A Home Office spokesman said: "The Home Office takes the wellbeing of asylum seekers and the local communities in which they live extremely seriously.
"We have and will continue to work closely with local authorities and partners to ensure that those who have no right to be in the UK leave their accommodation in a safe and secure way.
"We are working with Glasgow City Council to agree and implement a support advice referral process for those at risk of potential eviction."
The Govan Law Centre described the opinion as "complex and comprehensive" and said it will take time to carefully consider the judgement.
Mike Dailly, solicitor advocate, said, following the court ruling, "any asylum seeker threatened with a lock-change eviction in Scotland will need to challenge that decision by lodging an urgent appeal to the First Tier Immigration Tribunal".
He added: "The practicalities of people being able to do so are challenging and not always straight-forward, and Govan Law Centre hopes to explore these serious challenges with partner agencies in Glasgow."
'Unfit for purpose'
Mr Dailly said it will still be necessary for people to first ask the Home Office for continued support and accommodation but if that is refused then it will be necessary to appeal.
A Glasgow City council spokesman said: "We will obviously need to take the appropriate time to consider a complex judgement - and to understand if there is likely to be any appeal.
"We now want to talk with Serco, the Home Office and third sector partners to work through any implications of the decision."

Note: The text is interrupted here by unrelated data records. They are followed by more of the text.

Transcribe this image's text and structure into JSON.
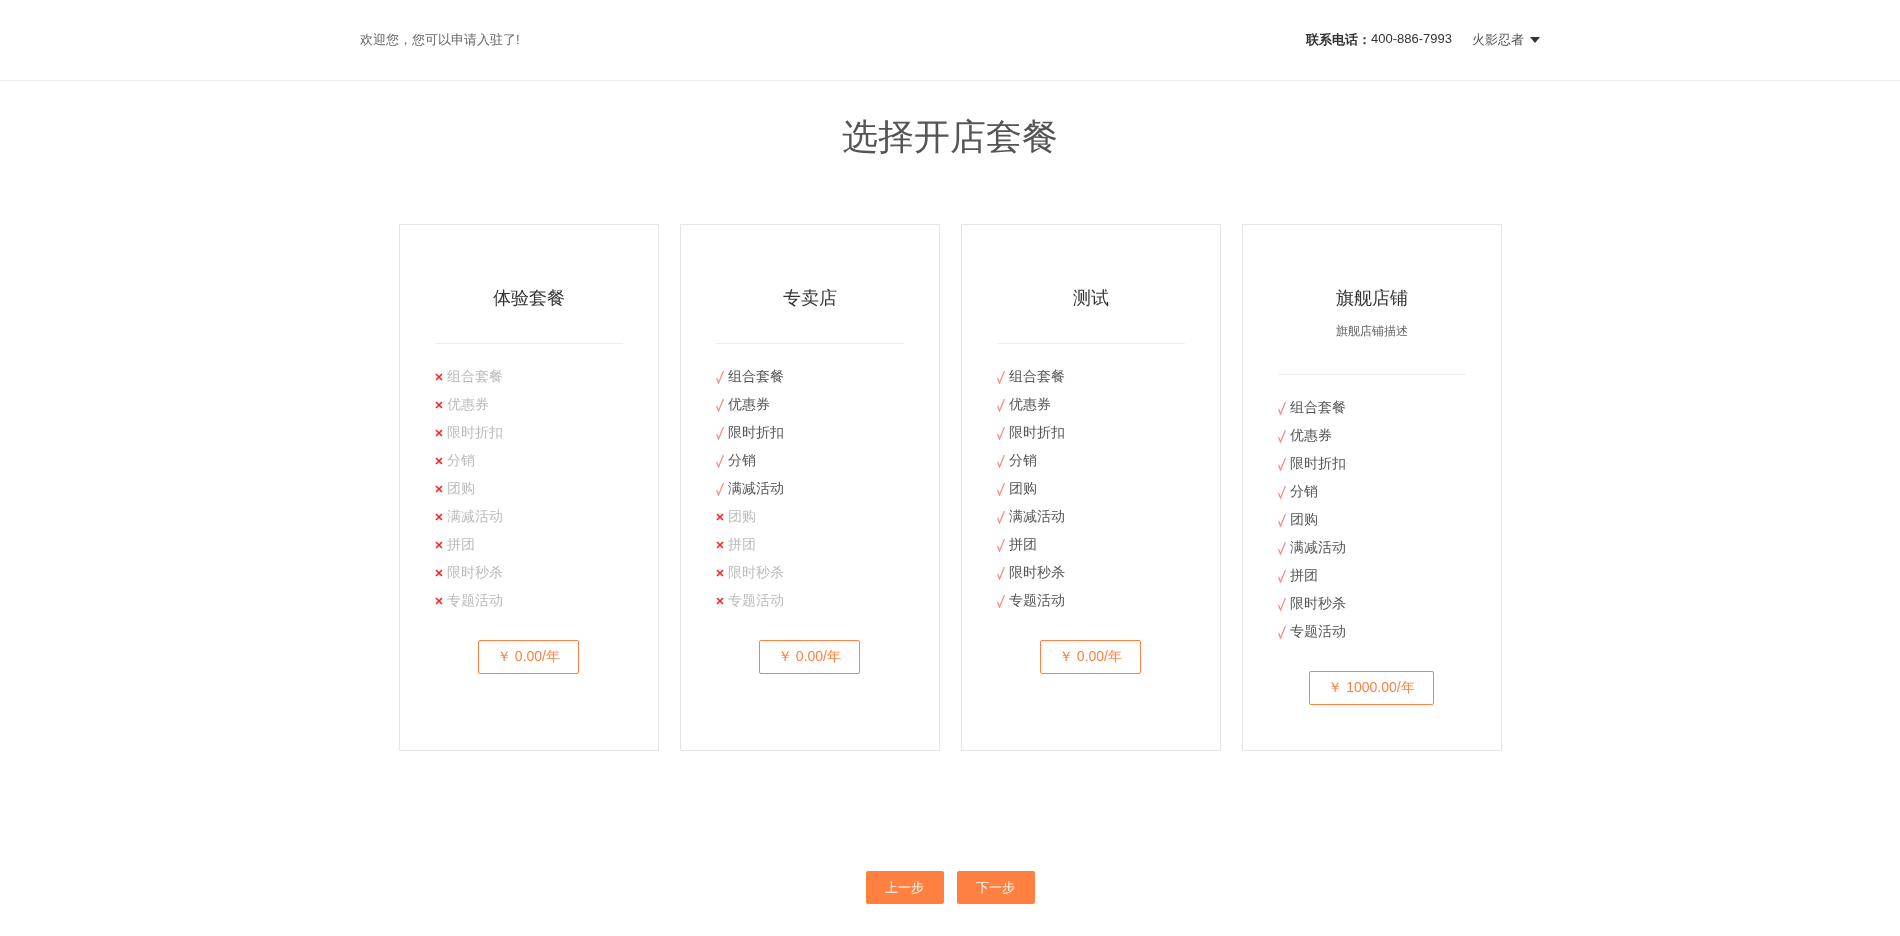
{
  "header": {
    "welcome": "欢迎您，您可以申请入驻了!",
    "phone_label": "联系电话：",
    "phone": "400-886-7993",
    "user": "火影忍者"
  },
  "title": "选择开店套餐",
  "plans": [
    {
      "name": "体验套餐",
      "price": "￥ 0.00/年",
      "features": [
        {
          "label": "组合套餐",
          "included": false
        },
        {
          "label": "优惠券",
          "included": false
        },
        {
          "label": "限时折扣",
          "included": false
        },
        {
          "label": "分销",
          "included": false
        },
        {
          "label": "团购",
          "included": false
        },
        {
          "label": "满减活动",
          "included": false
        },
        {
          "label": "拼团",
          "included": false
        },
        {
          "label": "限时秒杀",
          "included": false
        },
        {
          "label": "专题活动",
          "included": false
        }
      ]
    },
    {
      "name": "专卖店",
      "price": "￥ 0.00/年",
      "features": [
        {
          "label": "组合套餐",
          "included": true
        },
        {
          "label": "优惠券",
          "included": true
        },
        {
          "label": "限时折扣",
          "included": true
        },
        {
          "label": "分销",
          "included": true
        },
        {
          "label": "满减活动",
          "included": true
        },
        {
          "label": "团购",
          "included": false
        },
        {
          "label": "拼团",
          "included": false
        },
        {
          "label": "限时秒杀",
          "included": false
        },
        {
          "label": "专题活动",
          "included": false
        }
      ]
    },
    {
      "name": "测试",
      "price": "￥ 0.00/年",
      "features": [
        {
          "label": "组合套餐",
          "included": true
        },
        {
          "label": "优惠券",
          "included": true
        },
        {
          "label": "限时折扣",
          "included": true
        },
        {
          "label": "分销",
          "included": true
        },
        {
          "label": "团购",
          "included": true
        },
        {
          "label": "满减活动",
          "included": true
        },
        {
          "label": "拼团",
          "included": true
        },
        {
          "label": "限时秒杀",
          "included": true
        },
        {
          "label": "专题活动",
          "included": true
        }
      ]
    },
    {
      "name": "旗舰店铺",
      "description": "旗舰店铺描述",
      "price": "￥ 1000.00/年",
      "features": [
        {
          "label": "组合套餐",
          "included": true
        },
        {
          "label": "优惠券",
          "included": true
        },
        {
          "label": "限时折扣",
          "included": true
        },
        {
          "label": "分销",
          "included": true
        },
        {
          "label": "团购",
          "included": true
        },
        {
          "label": "满减活动",
          "included": true
        },
        {
          "label": "拼团",
          "included": true
        },
        {
          "label": "限时秒杀",
          "included": true
        },
        {
          "label": "专题活动",
          "included": true
        }
      ]
    }
  ],
  "buttons": [
    "上一步",
    "下一步"
  ]
}
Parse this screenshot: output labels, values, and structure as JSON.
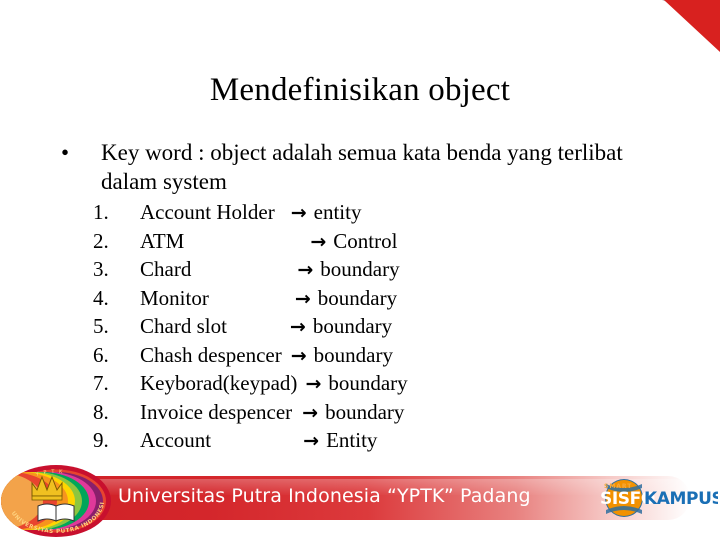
{
  "slide": {
    "title": "Mendefinisikan object",
    "bullet": {
      "marker": "•",
      "text": "Key word : object adalah semua kata benda yang terlibat dalam system"
    },
    "list": [
      {
        "index": "1.",
        "term": "Account Holder",
        "arrow": "→",
        "role": "entity"
      },
      {
        "index": "2.",
        "term": "ATM",
        "arrow": "→",
        "role": "Control"
      },
      {
        "index": "3.",
        "term": "Chard",
        "arrow": "→",
        "role": "boundary"
      },
      {
        "index": "4.",
        "term": "Monitor",
        "arrow": "→",
        "role": "boundary"
      },
      {
        "index": "5.",
        "term": "Chard slot",
        "arrow": "→",
        "role": "boundary"
      },
      {
        "index": "6.",
        "term": "Chash despencer",
        "arrow": "→",
        "role": "boundary"
      },
      {
        "index": "7.",
        "term": "Keyborad(keypad)",
        "arrow": "→",
        "role": "boundary"
      },
      {
        "index": "8.",
        "term": "Invoice despencer",
        "arrow": "→",
        "role": "boundary"
      },
      {
        "index": "9.",
        "term": "Account",
        "arrow": "→",
        "role": "Entity"
      }
    ]
  },
  "footer": {
    "institution": "Universitas Putra Indonesia “YPTK” Padang",
    "university_logo": {
      "ring_text": "UNIVERSITAS PUTRA INDONESIA",
      "top_text": "Y P T K"
    },
    "partner_logo": {
      "small_text": "SMART",
      "part_one": "SISFO",
      "part_two": "KAMPUS"
    }
  },
  "colors": {
    "brand_red": "#cf2026",
    "corner_red": "#d8211f",
    "corner_gray": "#b3b3b3",
    "sisfo_orange": "#f29100",
    "sisfo_blue": "#1a6fb5",
    "text_black": "#000000",
    "footer_text": "#ffffff"
  }
}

Jennifer Layden, convener of the council's asylum seeker strategic forum, said: "Asylum seekers in the city should know that, regardless of today's ruling, we will continue to press the Home Office for a firm commitment that we will not see a repeat of the kind of threats made by Serco last summer.
"We made it clear to both Serco and the Home Office that we did not expect to see them taking any immediate action following a decision in their favour - and I note today's public confirmation of that from Serco.
"That fact that the asylum accommodation contract and UK legislation allows for circumstances like these to arise demonstrates very clearly that they are not only unfit for purpose, but run contrary to the principles of compassion, welfare and community integration that Glasgow seeks to embrace as an asylum dispersal city."
In a joint statement the Scottish Human Rights Commission and Equality and Human Rights Commission warned dozens of people in Glasgow could be made homeless.
Judith Robertson, chairwoman of the SHRC, and Lynn Welsh, head of legal for the EHRC, said: "We remain extremely concerned about Serco's policy of locking people out of their homes without proper processes or safeguards, and the harsh impact this has on the people affected, leaving them with nowhere to go and in a vulnerable situation on Scotland's streets.
"We continue to have concerns that the policy fails to comply with people's human rights including their right to a private and family life."
Both said they will now consider the most appropriate next course of action, including possible legal intervention in another relevant case.
The statement concluded: "Today's judgment does provide welcome clarification that Serco has obligations under human rights laws when it comes to providing this accommodation and that the UK government cannot simply divest itself of its human rights obligations by outsourcing the provision of public services to private providers."
From September, Serco will no longer provide the housing after losing the asylum accommodation contract for Scotland.